The more we advance in the science of astronomy on the one hand and of embryology on the other, the more astonished, humbled and gratified we ought to be as we commemorate this event.
Mary’s yes was unique and yet we feel in our hearts that she was a woman who always said Yes to God’s will. Whereas we often ask ‘; why’, she only asked ‘how’. ‘How can this come about? ‘Each day gives us a new opportunity to ask the same question, to renew our ‘Yes’ to wherever our vocation lies – to some, marriage, to others, priesthood or religious life, to all the baptised, holiness.
We celebrate this day the beginning of our salvation in Christ, and as we enter Holy Week let us continue our astonished journey to Calvary alongside Mary, the perfect disciple, who, as St Augustine put it, ‘conceived Him in her mind [in faith] before she conceived Him in her body’. Her ‘Yes’ took her to many dark places – in poverty, exile, flight, fear and impending sorrow, and finally, bereavement. It also brought her to praise God at the Visitation, to wonder at the birth of her Son and His finding in the temple and at Cana; it brought her to awe in God’s presence as the Holy Spirit came upon her again at Pentecost, and it brought her to the Assumption in heaven –where she lives happily ever after. Mary’s journey is ours too.

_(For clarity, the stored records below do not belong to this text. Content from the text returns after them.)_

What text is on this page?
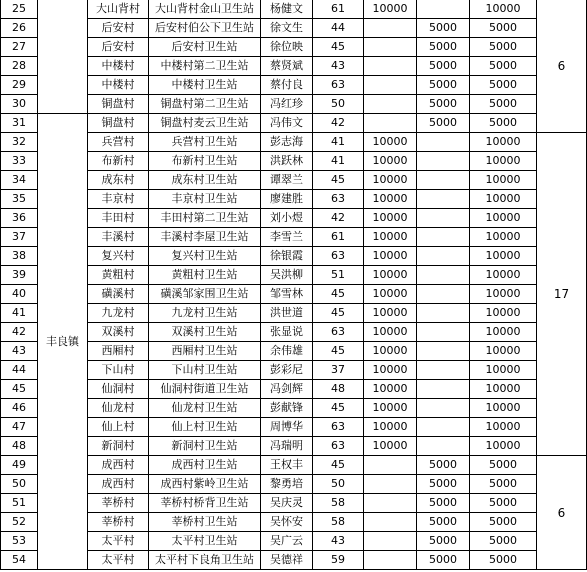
25		大山背村	大山背村金山卫生站	杨健文	61	10000		10000	6
26		后安村	后安村伯公下卫生站	徐文生	44		5000	5000	
27		后安村	后安村卫生站	徐位映	45		5000	5000	
28		中楼村	中楼村第二卫生站	蔡贤斌	43		5000	5000	
29		中楼村	中楼村卫生站	蔡付良	63		5000	5000	
30		铜盘村	铜盘村第二卫生站	冯红珍	50		5000	5000	
31	丰良镇	铜盘村	铜盘村麦云卫生站	冯伟文	42		5000	5000	
32		兵营村	兵营村卫生站	彭志海	41	10000		10000	17
33		布新村	布新村卫生站	洪跃林	41	10000		10000	
34		成东村	成东村卫生站	谭翠兰	45	10000		10000	
35		丰京村	丰京村卫生站	廖建胜	63	10000		10000	
36		丰田村	丰田村第二卫生站	刘小煜	42	10000		10000	
37		丰溪村	丰溪村李屋卫生站	李雪兰	61	10000		10000	
38		复兴村	复兴村卫生站	徐银霞	63	10000		10000	
39		黄粗村	黄粗村卫生站	吴洪柳	51	10000		10000	
40		磺溪村	磺溪邹家围卫生站	邹雪林	45	10000		10000	
41		九龙村	九龙村卫生站	洪世道	45	10000		10000	
42		双溪村	双溪村卫生站	张显说	63	10000		10000	
43		西厢村	西厢村卫生站	余伟雄	45	10000		10000	
44		下山村	下山村卫生站	彭彩尼	37	10000		10000	
45		仙洞村	仙洞村街道卫生站	冯剑辉	48	10000		10000	
46		仙龙村	仙龙村卫生站	彭献锋	45	10000		10000	
47		仙上村	仙上村卫生站	周博华	63	10000		10000	
48		新洞村	新洞村卫生站	冯瑞明	63	10000		10000	
49		成西村	成西村卫生站	王权丰	45		5000	5000	6
50		成西村	成西村紫岭卫生站	黎勇培	50		5000	5000	
51		莘桥村	莘桥村桥背卫生站	吴庆灵	58		5000	5000	
52		莘桥村	莘桥村卫生站	吴怀安	58		5000	5000	
53		太平村	太平村卫生站	吴广云	43		5000	5000	
54		太平村	太平村下良角卫生站	吴德祥	59		5000	5000	
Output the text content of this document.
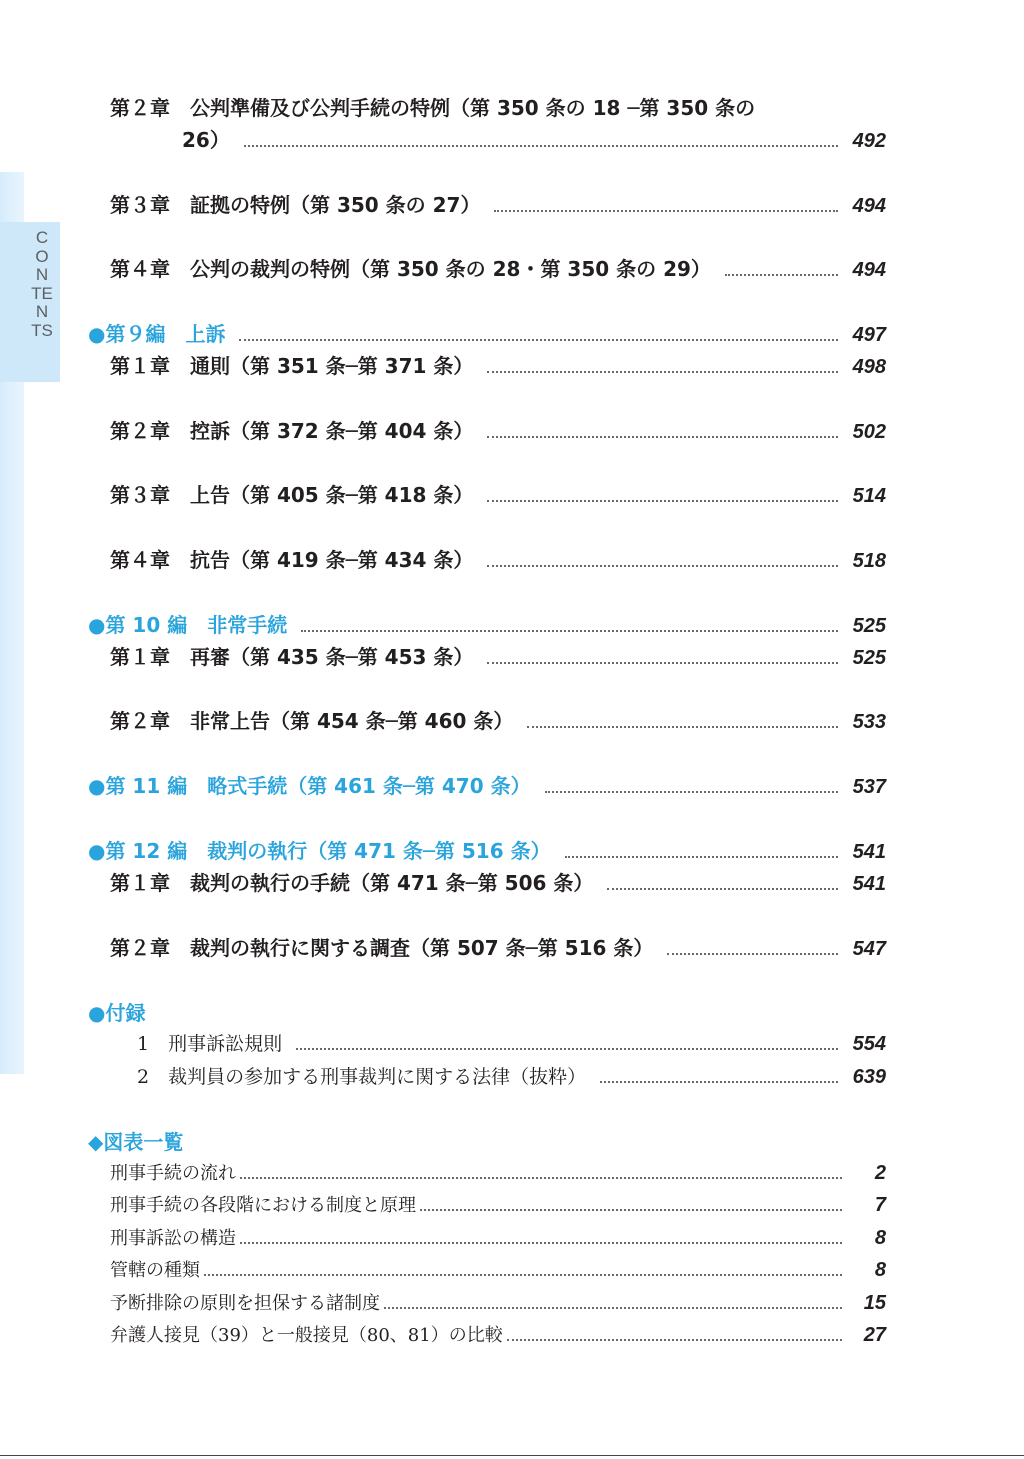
CONTENTS
第２章　公判準備及び公判手続の特例（第 350 条の 18 ─第 350 条の
26）	492
第３章　証拠の特例（第 350 条の 27）	494
第４章　公判の裁判の特例（第 350 条の 28・第 350 条の 29）	494
●第９編　上訴	497
第１章　通則（第 351 条─第 371 条）	498
第２章　控訴（第 372 条─第 404 条）	502
第３章　上告（第 405 条─第 418 条）	514
第４章　抗告（第 419 条─第 434 条）	518
●第 10 編　非常手続	525
第１章　再審（第 435 条─第 453 条）	525
第２章　非常上告（第 454 条─第 460 条）	533
●第 11 編　略式手続（第 461 条─第 470 条）	537
●第 12 編　裁判の執行（第 471 条─第 516 条）	541
第１章　裁判の執行の手続（第 471 条─第 506 条）	541
第２章　裁判の執行に関する調査（第 507 条─第 516 条）	547
●付録
1　刑事訴訟規則	554
2　裁判員の参加する刑事裁判に関する法律（抜粋）	639
◆図表一覧
刑事手続の流れ	2
刑事手続の各段階における制度と原理	7
刑事訴訟の構造	8
管轄の種類	8
予断排除の原則を担保する諸制度	15
弁護人接見（39）と一般接見（80、81）の比較	27
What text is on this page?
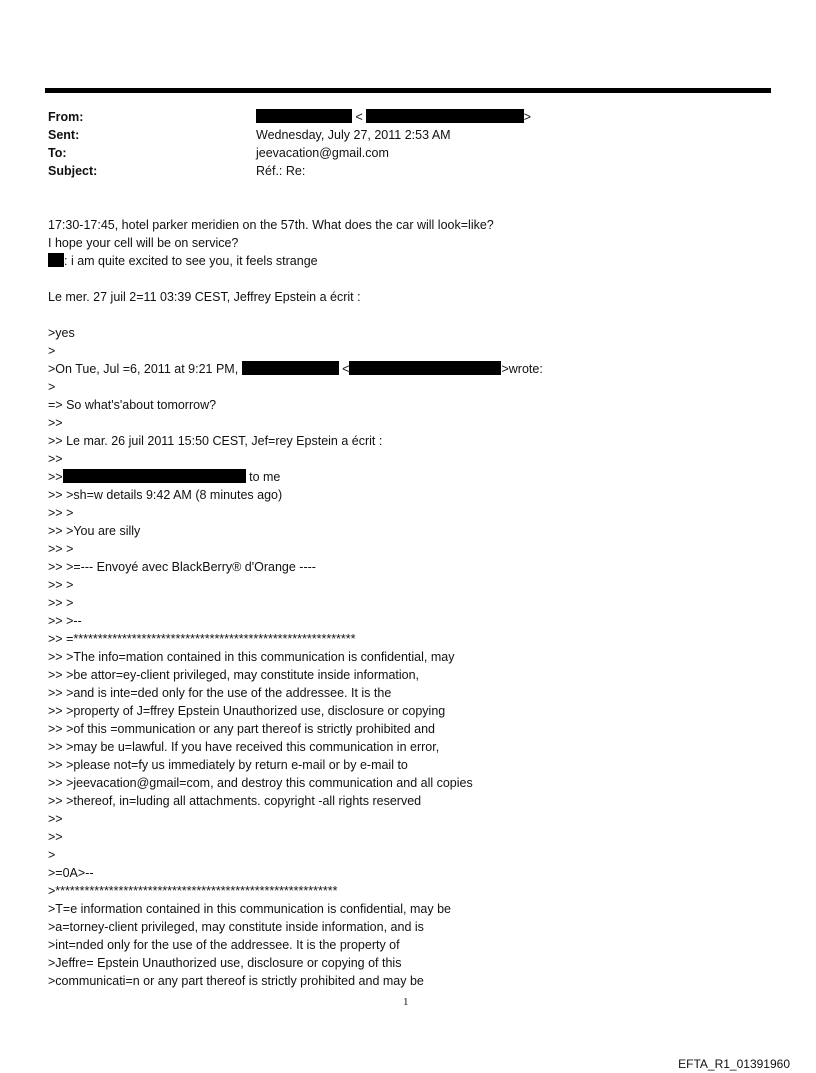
From:	<	>
Sent:	Wednesday, July 27, 2011 2:53 AM
To:	jeevacation@gmail.com
Subject:	Réf.: Re:
17:30-17:45, hotel parker meridien on the 57th. What does the car will look=like?
I hope your cell will be on service?
: i am quite excited to see you, it feels strange
Le mer. 27 juil 2=11 03:39 CEST, Jeffrey Epstein a écrit :
>yes
>
>On Tue, Jul =6, 2011 at 9:21 PM,	<	>wrote:
>
=> So what's'about tomorrow?
>>
>> Le mar. 26 juil 2011 15:50 CEST, Jef=rey Epstein a écrit :
>>
>>	to me
>> >sh=w details 9:42 AM (8 minutes ago)
>> >
>> >You are silly
>> >
>> >=--- Envoyé avec BlackBerry® d'Orange ----
>> >
>> >
>> >--
>> =**********************************************************
>> >The info=mation contained in this communication is confidential, may
>> >be attor=ey-client privileged, may constitute inside information,
>> >and is inte=ded only for the use of the addressee. It is the
>> >property of J=ffrey Epstein Unauthorized use, disclosure or copying
>> >of this =ommunication or any part thereof is strictly prohibited and
>> >may be u=lawful. If you have received this communication in error,
>> >please not=fy us immediately by return e-mail or by e-mail to
>> >jeevacation@gmail=com, and destroy this communication and all copies
>> >thereof, in=luding all attachments. copyright -all rights reserved
>>
>>
>
>=0A>--
>**********************************************************
>T=e information contained in this communication is confidential, may be
>a=torney-client privileged, may constitute inside information, and is
>int=nded only for the use of the addressee. It is the property of
>Jeffre= Epstein Unauthorized use, disclosure or copying of this
>communicati=n or any part thereof is strictly prohibited and may be
1
EFTA_R1_01391960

Like her we are ‘now’ called to ‘ponder these things’ in our hearts, ‘to imitate what they contain and to obtain what they promise’. What better way than the recitation of the daily rosary, with the constant refrain of Mary’s ‘Yes’ at each Hail Mary as we are brought daily in our journey closer to its fulfilment in Christ ‘at the hour of our death’.
Pray for us O holy Mother of God, that we may be made worthy of the promise of Christ.